Beloki, who sustained a fractured right femur, elbow and wrist, was yesterday transferred to his home Vitoria in the Basque Country for operation on his hip.
However, this morning everyone was still talking of Armstrong’s sheer luck that he didn’t meet the same fate. The permutations for disaster were numerous in the incident.
Tracker John wanted to find out just how lucky Lance really was.
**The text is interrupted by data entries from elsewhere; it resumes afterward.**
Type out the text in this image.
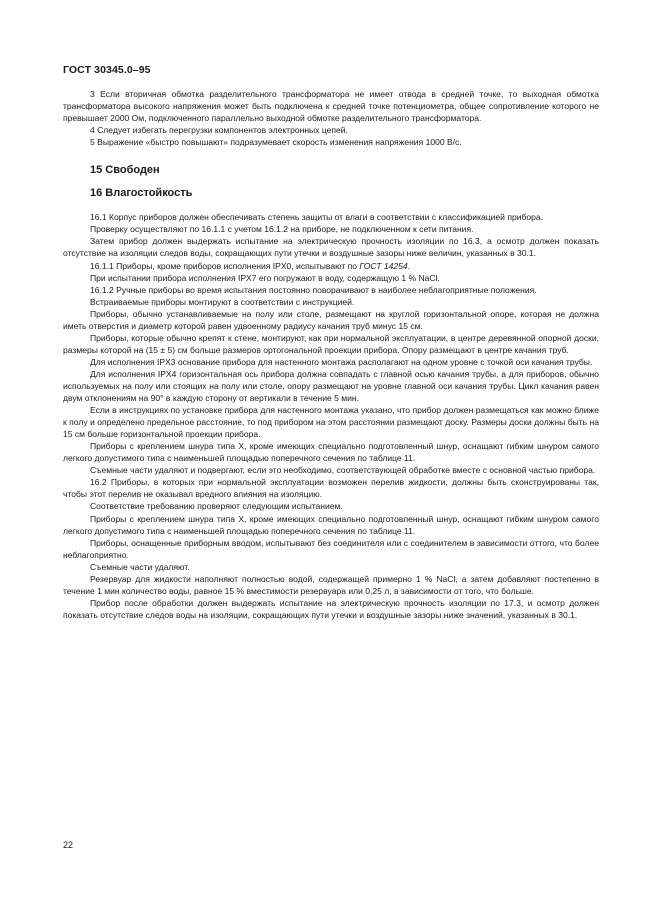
ГОСТ 30345.0–95

3 Если вторичная обмотка разделительного трансформатора не имеет отвода в средней точке, то выходная обмотка трансформатора высокого напряжения может быть подключена к средней точке потенциометра, общее сопротивление которого не превышает 2000 Ом, подключенного параллельно выходной обмотке разделительного трансформатора.

4 Следует избегать перегрузки компонентов электронных цепей.

5 Выражение «быстро повышают» подразумевает скорость изменения напряжения 1000 В/с.

15 Свободен

16 Влагостойкость

16.1 Корпус приборов должен обеспечивать степень защиты от влаги в соответствии с классификацией прибора.

Проверку осуществляют по 16.1.1 с учетом 16.1.2 на приборе, не подключенном к сети питания.

Затем прибор должен выдержать испытание на электрическую прочность изоляции по 16.3, а осмотр должен показать отсутствие на изоляции следов воды, сокращающих пути утечки и воздушные зазоры ниже величин, указанных в 30.1.

16.1.1 Приборы, кроме приборов исполнения IPX0, испытывают по ГОСТ 14254.

При испытании прибора исполнения IPX7 его погружают в воду, содержащую 1 % NaCl.

16.1.2 Ручные приборы во время испытания постоянно поворачивают в наиболее неблагоприятные положения.

Встраиваемые приборы монтируют в соответствии с инструкцией.

Приборы, обычно устанавливаемые на полу или столе, размещают на круглой горизонтальной опоре, которая не должна иметь отверстия и диаметр которой равен удвоенному радиусу качания труб минус 15 см.

Приборы, которые обычно крепят к стене, монтируют, как при нормальной эксплуатации, в центре деревянной опорной доски, размеры которой на (15 ± 5) см больше размеров ортогональной проекции прибора. Опору размещают в центре качания труб.

Для исполнения IPX3 основание прибора для настенного монтажа располагают на одном уровне с точкой оси качания трубы.

Для исполнения IPX4 горизонтальная ось прибора должна совпадать с главной осью качания трубы, а для приборов, обычно используемых на полу или стоящих на полу или столе, опору размещают на уровне главной оси качания трубы. Цикл качания равен двум отклонениям на 90° в каждую сторону от вертикали в течение 5 мин.

Если в инструкциях по установке прибора для настенного монтажа указано, что прибор должен размещаться как можно ближе к полу и определено предельное расстояние, то под прибором на этом расстоянии размещают доску. Размеры доски должны быть на 15 см больше горизонтальной проекции прибора.

Приборы с креплением шнура типа X, кроме имеющих специально подготовленный шнур, оснащают гибким шнуром самого легкого допустимого типа с наименьшей площадью поперечного сечения по таблице 11.

Съемные части удаляют и подвергают, если это необходимо, соответствующей обработке вместе с основной частью прибора.

16.2 Приборы, в которых при нормальной эксплуатации возможен перелив жидкости, должны быть сконструированы так, чтобы этот перелив не оказывал вредного влияния на изоляцию.

Соответствие требованию проверяют следующим испытанием.

Приборы с креплением шнура типа X, кроме имеющих специально подготовленный шнур, оснащают гибким шнуром самого легкого допустимого типа с наименьшей площадью поперечного сечения по таблице 11.

Приборы, оснащенные приборным вводом, испытывают без соединителя или с соединителем в зависимости оттого, что более неблагоприятно.

Съемные части удаляют.

Резервуар для жидкости наполняют полностью водой, содержащей примерно 1 % NaCl, а затем добавляют постепенно в течение 1 мин количество воды, равное 15 % вместимости резервуара или 0,25 л, в зависимости от того, что больше.

Прибор после обработки должен выдержать испытание на электрическую прочность изоляции по 17.3, и осмотр должен показать отсутствие следов воды на изоляции, сокращающих пути утечки и воздушные зазоры ниже значений, указанных в 30.1.

22
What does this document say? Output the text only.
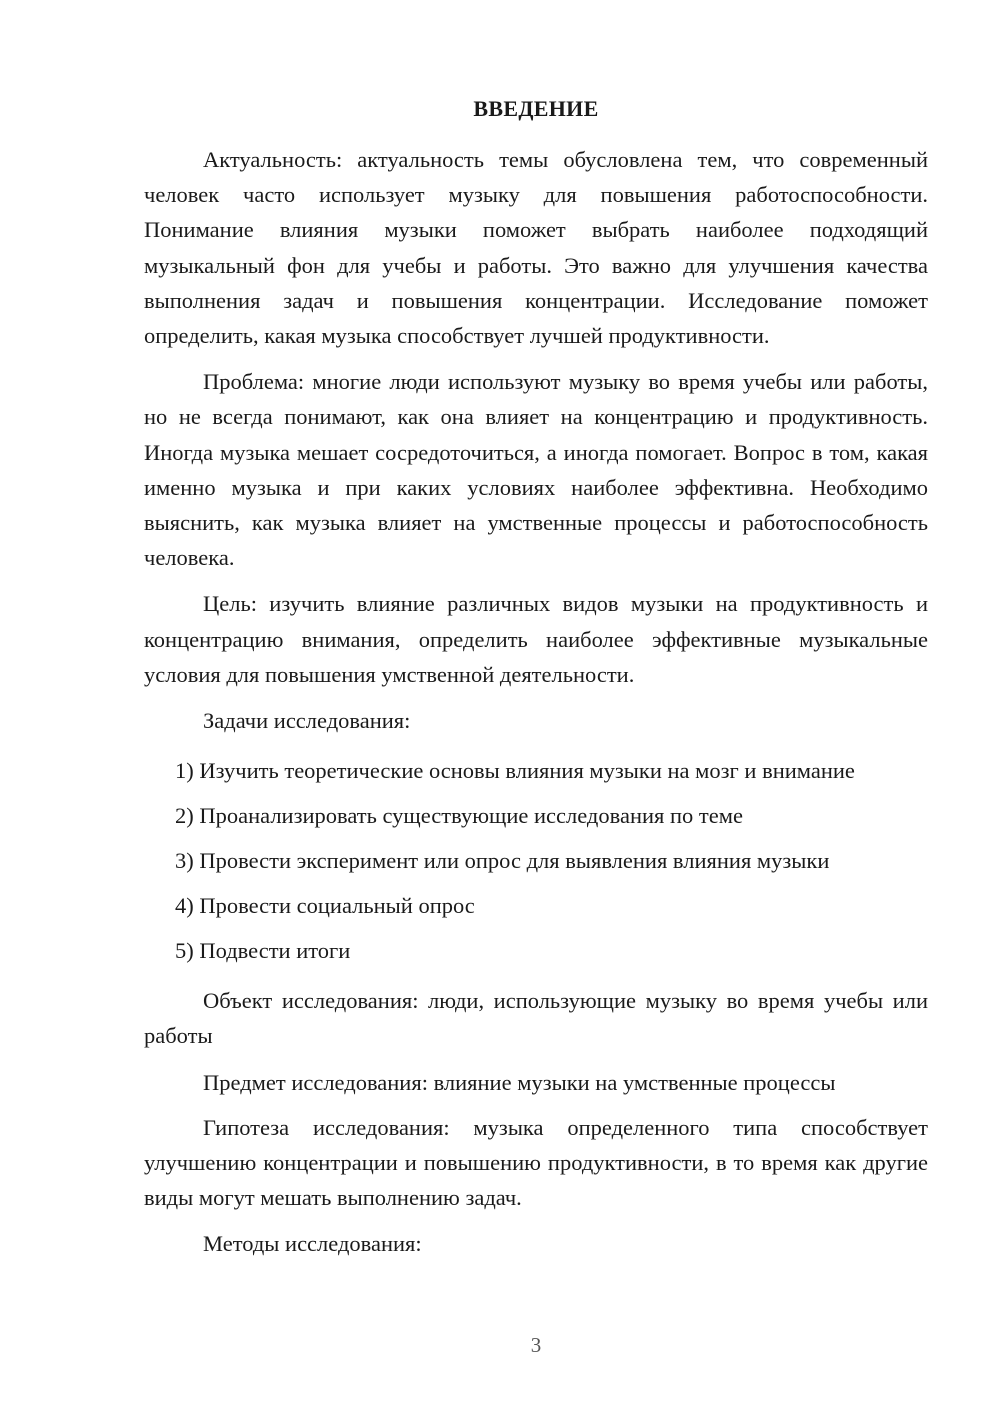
ВВЕДЕНИЕ

Актуальность: актуальность темы обусловлена тем, что современный человек часто использует музыку для повышения работоспособности. Понимание влияния музыки поможет выбрать наиболее подходящий музыкальный фон для учебы и работы. Это важно для улучшения качества выполнения задач и повышения концентрации. Исследование поможет определить, какая музыка способствует лучшей продуктивности.

Проблема: многие люди используют музыку во время учебы или работы, но не всегда понимают, как она влияет на концентрацию и продуктивность. Иногда музыка мешает сосредоточиться, а иногда помогает. Вопрос в том, какая именно музыка и при каких условиях наиболее эффективна. Необходимо выяснить, как музыка влияет на умственные процессы и работоспособность человека.

Цель: изучить влияние различных видов музыки на продуктивность и концентрацию внимания, определить наиболее эффективные музыкальные условия для повышения умственной деятельности.

Задачи исследования:

1) Изучить теоретические основы влияния музыки на мозг и внимание
2) Проанализировать существующие исследования по теме
3) Провести эксперимент или опрос для выявления влияния музыки
4) Провести социальный опрос
5) Подвести итоги

Объект исследования: люди, использующие музыку во время учебы или работы

Предмет исследования: влияние музыки на умственные процессы

Гипотеза исследования: музыка определенного типа способствует улучшению концентрации и повышению продуктивности, в то время как другие виды могут мешать выполнению задач.

Методы исследования:

3
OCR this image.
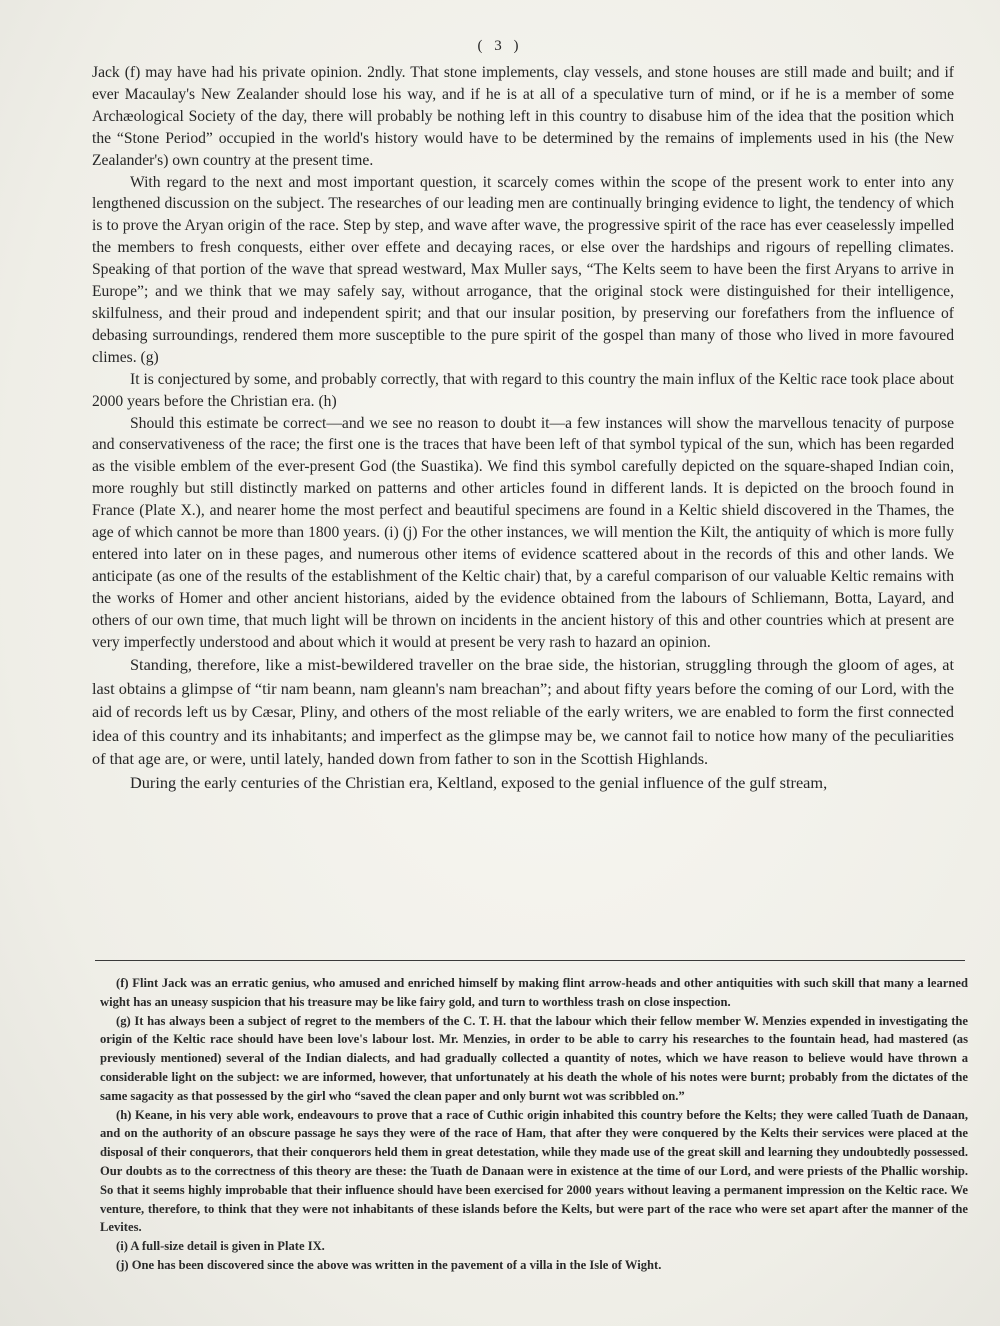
( 3 )

Jack (f) may have had his private opinion. 2ndly. That stone implements, clay vessels, and stone houses are still made and built; and if ever Macaulay's New Zealander should lose his way, and if he is at all of a speculative turn of mind, or if he is a member of some Archæological Society of the day, there will probably be nothing left in this country to disabuse him of the idea that the position which the “Stone Period” occupied in the world's history would have to be determined by the remains of implements used in his (the New Zealander's) own country at the present time.

With regard to the next and most important question, it scarcely comes within the scope of the present work to enter into any lengthened discussion on the subject. The researches of our leading men are continually bringing evidence to light, the tendency of which is to prove the Aryan origin of the race. Step by step, and wave after wave, the progressive spirit of the race has ever ceaselessly impelled the members to fresh conquests, either over effete and decaying races, or else over the hardships and rigours of repelling climates. Speaking of that portion of the wave that spread westward, Max Muller says, “The Kelts seem to have been the first Aryans to arrive in Europe”; and we think that we may safely say, without arrogance, that the original stock were distinguished for their intelligence, skilfulness, and their proud and independent spirit; and that our insular position, by preserving our forefathers from the influence of debasing surroundings, rendered them more susceptible to the pure spirit of the gospel than many of those who lived in more favoured climes. (g)

It is conjectured by some, and probably correctly, that with regard to this country the main influx of the Keltic race took place about 2000 years before the Christian era. (h)

Should this estimate be correct—and we see no reason to doubt it—a few instances will show the marvellous tenacity of purpose and conservativeness of the race; the first one is the traces that have been left of that symbol typical of the sun, which has been regarded as the visible emblem of the ever-present God (the Suastika). We find this symbol carefully depicted on the square-shaped Indian coin, more roughly but still distinctly marked on patterns and other articles found in different lands. It is depicted on the brooch found in France (Plate X.), and nearer home the most perfect and beautiful specimens are found in a Keltic shield discovered in the Thames, the age of which cannot be more than 1800 years. (i) (j) For the other instances, we will mention the Kilt, the antiquity of which is more fully entered into later on in these pages, and numerous other items of evidence scattered about in the records of this and other lands. We anticipate (as one of the results of the establishment of the Keltic chair) that, by a careful comparison of our valuable Keltic remains with the works of Homer and other ancient historians, aided by the evidence obtained from the labours of Schliemann, Botta, Layard, and others of our own time, that much light will be thrown on incidents in the ancient history of this and other countries which at present are very imperfectly understood and about which it would at present be very rash to hazard an opinion.

Standing, therefore, like a mist-bewildered traveller on the brae side, the historian, struggling through the gloom of ages, at last obtains a glimpse of “tir nam beann, nam gleann's nam breachan”; and about fifty years before the coming of our Lord, with the aid of records left us by Cæsar, Pliny, and others of the most reliable of the early writers, we are enabled to form the first connected idea of this country and its inhabitants; and imperfect as the glimpse may be, we cannot fail to notice how many of the peculiarities of that age are, or were, until lately, handed down from father to son in the Scottish Highlands.

During the early centuries of the Christian era, Keltland, exposed to the genial influence of the gulf stream,

(f) Flint Jack was an erratic genius, who amused and enriched himself by making flint arrow-heads and other antiquities with such skill that many a learned wight has an uneasy suspicion that his treasure may be like fairy gold, and turn to worthless trash on close inspection.

(g) It has always been a subject of regret to the members of the C. T. H. that the labour which their fellow member W. Menzies expended in investigating the origin of the Keltic race should have been love's labour lost. Mr. Menzies, in order to be able to carry his researches to the fountain head, had mastered (as previously mentioned) several of the Indian dialects, and had gradually collected a quantity of notes, which we have reason to believe would have thrown a considerable light on the subject: we are informed, however, that unfortunately at his death the whole of his notes were burnt; probably from the dictates of the same sagacity as that possessed by the girl who “saved the clean paper and only burnt wot was scribbled on.”

(h) Keane, in his very able work, endeavours to prove that a race of Cuthic origin inhabited this country before the Kelts; they were called Tuath de Danaan, and on the authority of an obscure passage he says they were of the race of Ham, that after they were conquered by the Kelts their services were placed at the disposal of their conquerors, that their conquerors held them in great detestation, while they made use of the great skill and learning they undoubtedly possessed. Our doubts as to the correctness of this theory are these: the Tuath de Danaan were in existence at the time of our Lord, and were priests of the Phallic worship. So that it seems highly improbable that their influence should have been exercised for 2000 years without leaving a permanent impression on the Keltic race. We venture, therefore, to think that they were not inhabitants of these islands before the Kelts, but were part of the race who were set apart after the manner of the Levites.

(i) A full-size detail is given in Plate IX.

(j) One has been discovered since the above was written in the pavement of a villa in the Isle of Wight.
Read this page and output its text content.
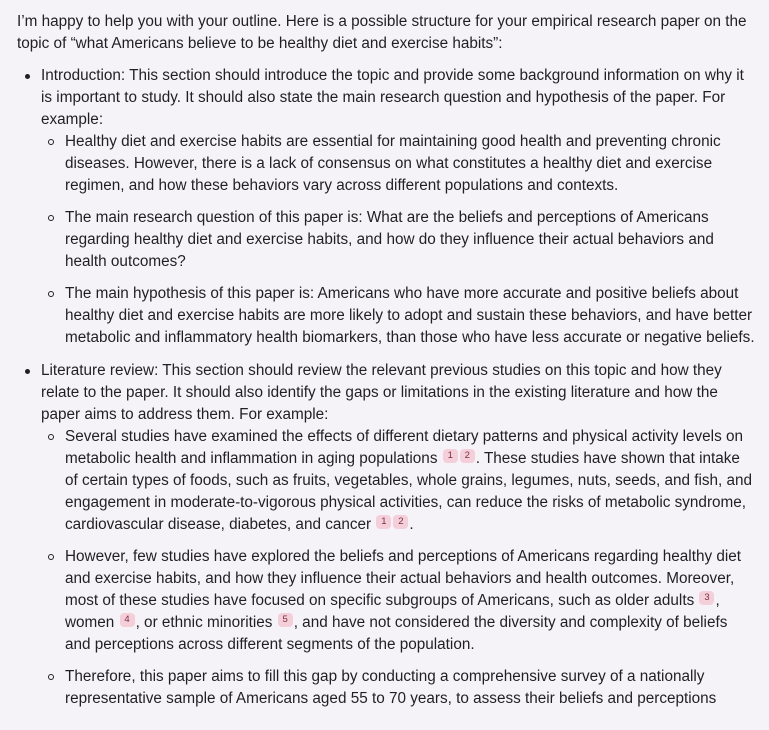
I’m happy to help you with your outline. Here is a possible structure for your empirical research paper on the topic of “what Americans believe to be healthy diet and exercise habits”:

Introduction: This section should introduce the topic and provide some background information on why it is important to study. It should also state the main research question and hypothesis of the paper. For example:
Healthy diet and exercise habits are essential for maintaining good health and preventing chronic diseases. However, there is a lack of consensus on what constitutes a healthy diet and exercise regimen, and how these behaviors vary across different populations and contexts.
The main research question of this paper is: What are the beliefs and perceptions of Americans regarding healthy diet and exercise habits, and how do they influence their actual behaviors and health outcomes?
The main hypothesis of this paper is: Americans who have more accurate and positive beliefs about healthy diet and exercise habits are more likely to adopt and sustain these behaviors, and have better metabolic and inflammatory health biomarkers, than those who have less accurate or negative beliefs.
Literature review: This section should review the relevant previous studies on this topic and how they relate to the paper. It should also identify the gaps or limitations in the existing literature and how the paper aims to address them. For example:
Several studies have examined the effects of different dietary patterns and physical activity levels on metabolic health and inflammation in aging populations 1 2 . These studies have shown that intake of certain types of foods, such as fruits, vegetables, whole grains, legumes, nuts, seeds, and fish, and engagement in moderate-to-vigorous physical activities, can reduce the risks of metabolic syndrome, cardiovascular disease, diabetes, and cancer 1 2 .
However, few studies have explored the beliefs and perceptions of Americans regarding healthy diet and exercise habits, and how they influence their actual behaviors and health outcomes. Moreover, most of these studies have focused on specific subgroups of Americans, such as older adults 3 , women 4 , or ethnic minorities 5 , and have not considered the diversity and complexity of beliefs and perceptions across different segments of the population.
Therefore, this paper aims to fill this gap by conducting a comprehensive survey of a nationally representative sample of Americans aged 55 to 70 years, to assess their beliefs and perceptions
The scent was burning his nostrils as we approached that now infamous right-hand curve with 4km to go in the stage 9 route.
“Stop … stop,” yelled Tracker John, jumping in his seat wildly, as we passed the exact mark that was ironically the very last corner of the very last descent in the Alps.
We stopped, got out of the car and walked up the grassy bank where Armstrong rode down and to the point where Beloki’s Tour came to its sorry end. Tracker John led the way.
It was eerie to be standing at the place where in the back of our minds we knew that the outcome for Armstrong could have been so horribly worse. Cycling, sadly, can be a deadly sport.
Our pause of reflection was soon interrupted by Tracker John’s quick senses. With head peering down in curiosity and his finger pointing rigid, he yelled: “Look!”
We looked, saw nothing. And looked again. Same result. Same response from Tracker John who, as he always does, insisted over and over: “Look …look … look.”
Then, as if to make sure we saw, Tracker John knelt down, placed his right hand on the ground, pointed his left finger at the spot again before yelling: “Look …..”
Yes sirree ….Tracker John was spot on (as if we doubted it). Flush under his finger was the mark of Armstrong’s Hutchinson tubular tire just where bitumen turned to dust, hay and grass.
Tracker John quickly picked up the thin trail with the dogged pursuit of a hound chasing convicts. He always does. Comes from living in the mountains at Boulder, they say.
This time, he was off running, finger pointed down, as we were caught on the hop and left to chase madly in awkward stumbles while yelling to him, “Wait … wait.”
Tracker John slowed to show the exact trajectory Armstrong took in the 15-percent sloping field in what was one of the Tour’s truly great escapes. Lance was lucky in more ways than one.
Armstrong was clearly lucky not to crash into Beloki. He was lucky not to have crashed into a gendarme standing at the point of his exit from the course. Armstrong was especially lucky for not plummeting head and wheel first into a concrete culvert about 2 feet deep and just on the right side of the gendarme he sped passed.
His luck didn’t run dry there either. Armstrong was just as lucky that he didn’t crash or puncture as he sped down the 200-foot stretch of field toward the road below. And even then, after negotiating the off-road stretch and reaching the roadside, he was lucky not to have crashed into a 4-foot-deep ditch that lay between him and the racecourse.
Finally, Lance was lucky not to have injured himself while jumping the ditch and/or running on his cleats to remount his bike — and in time to remount just as the group came past.
We were lucky too … having Tracker John with us. Had we not seen where one of the Tour’s most dramatic moments occurred close up, we wouldn’t have realized just how lucky Armstrong was. It had to be seen to be believed, as everything on the Tour must.